Under current Bermuda law, the parent company, Essent Group, and its Bermuda subsidiary, Essent Re, are not required to pay any taxes on income and capital gains. In the event that there is a change such that these taxes are imposed, these companies would be exempted from any such tax until March of 2035 pursuant to the Bermuda Exempt Undertakings Tax Protection Act of 1966, and the Exempt Undertakings Tax Protection Amendment Act of 2011.

Essent Holdings and its subsidiaries are subject to income taxes imposed by U.S. law and file a U.S. Consolidated Income Tax Return. Each subsidiary has executed a tax sharing agreement with its parent company, which provides that taxes are settled in cash between parent and subsidiary on a quarterly basis based on separate company pro-forma calculations. Should Essent Holdings pay a dividend to its parent company, Essent Irish Intermediate Holdings Limited, withholding taxes at a rate of 5% under the U.S./Ireland tax treaty would likely apply assuming the Company avails itself of Treaty benefits under the U.S./Ireland tax treaty. Absent treaty benefits, the withholding rate on outbound dividends would be 30%. Currently, however, no withholding taxes are accrued with respect to such un-remitted earnings as management has no intention of remitting these earnings. Similarly, no foreign income taxes have been provided on the un-remitted earnings of the Company's U.S. subsidiaries as management has neither the intention of remitting these earnings, nor would any Ireland tax be due, as any Irish tax would be expected to be fully offset by credit for taxes paid to the U.S. An estimate of the cumulative amount of U.S. earnings that would be subject to withholding tax, if distributed outside of the U.S., is approximately $298 million. The associated withholding tax liability under the U.S./Ireland tax treaty would be approximately $15 million.

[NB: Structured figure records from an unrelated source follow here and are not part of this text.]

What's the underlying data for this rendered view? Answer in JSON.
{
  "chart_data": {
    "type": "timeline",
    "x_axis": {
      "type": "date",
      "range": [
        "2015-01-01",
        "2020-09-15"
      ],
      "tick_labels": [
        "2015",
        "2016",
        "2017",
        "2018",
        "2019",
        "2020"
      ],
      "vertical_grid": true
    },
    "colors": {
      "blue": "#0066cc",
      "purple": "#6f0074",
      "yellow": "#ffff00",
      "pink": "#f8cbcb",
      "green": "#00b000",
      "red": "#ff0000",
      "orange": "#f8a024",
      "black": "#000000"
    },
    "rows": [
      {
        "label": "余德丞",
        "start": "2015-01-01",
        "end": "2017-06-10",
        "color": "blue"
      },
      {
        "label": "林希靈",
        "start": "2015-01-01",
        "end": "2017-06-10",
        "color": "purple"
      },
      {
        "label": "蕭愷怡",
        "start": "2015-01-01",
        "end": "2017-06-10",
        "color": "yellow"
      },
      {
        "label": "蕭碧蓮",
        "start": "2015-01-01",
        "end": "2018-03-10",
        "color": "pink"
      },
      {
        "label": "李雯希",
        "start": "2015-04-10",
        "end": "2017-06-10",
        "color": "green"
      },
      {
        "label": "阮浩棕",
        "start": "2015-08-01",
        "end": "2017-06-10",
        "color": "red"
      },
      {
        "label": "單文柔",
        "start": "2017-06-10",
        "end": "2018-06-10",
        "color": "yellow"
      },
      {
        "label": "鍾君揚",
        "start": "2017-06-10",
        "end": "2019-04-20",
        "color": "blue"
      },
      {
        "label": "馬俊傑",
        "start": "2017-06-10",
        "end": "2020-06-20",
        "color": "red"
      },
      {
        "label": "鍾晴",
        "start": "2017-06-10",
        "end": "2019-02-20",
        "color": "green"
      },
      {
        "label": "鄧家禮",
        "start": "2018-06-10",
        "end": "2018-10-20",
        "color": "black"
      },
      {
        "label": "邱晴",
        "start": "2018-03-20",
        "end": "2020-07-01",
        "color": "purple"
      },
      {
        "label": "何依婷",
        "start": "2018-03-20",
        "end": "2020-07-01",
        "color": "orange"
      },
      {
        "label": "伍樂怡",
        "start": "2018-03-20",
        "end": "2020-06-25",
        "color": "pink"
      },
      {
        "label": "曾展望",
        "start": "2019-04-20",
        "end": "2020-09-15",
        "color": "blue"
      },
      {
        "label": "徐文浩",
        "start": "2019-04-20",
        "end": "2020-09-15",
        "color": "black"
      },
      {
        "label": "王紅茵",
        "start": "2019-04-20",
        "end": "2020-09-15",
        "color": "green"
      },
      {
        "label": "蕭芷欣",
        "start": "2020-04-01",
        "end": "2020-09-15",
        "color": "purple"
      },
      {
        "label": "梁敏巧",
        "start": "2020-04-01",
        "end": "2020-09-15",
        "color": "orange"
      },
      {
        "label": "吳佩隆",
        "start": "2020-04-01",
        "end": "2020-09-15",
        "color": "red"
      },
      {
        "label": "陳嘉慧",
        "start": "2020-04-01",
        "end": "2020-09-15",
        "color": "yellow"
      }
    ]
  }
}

Essent is not subject to income taxation other than as stated above. There can be no assurance that there will not be changes in applicable laws, regulations, or treaties which might require Essent to change the way it operates or becomes subject to taxation.

At December 31, 2015 and 2014, the Company had no unrecognized tax benefits. As of December 31, 2015, the U.S. federal income tax returns for the tax years 2009 through 2014 remain subject to examination. The Company has not recorded any uncertain tax positions as of December 31, 2015 or December 31, 2014.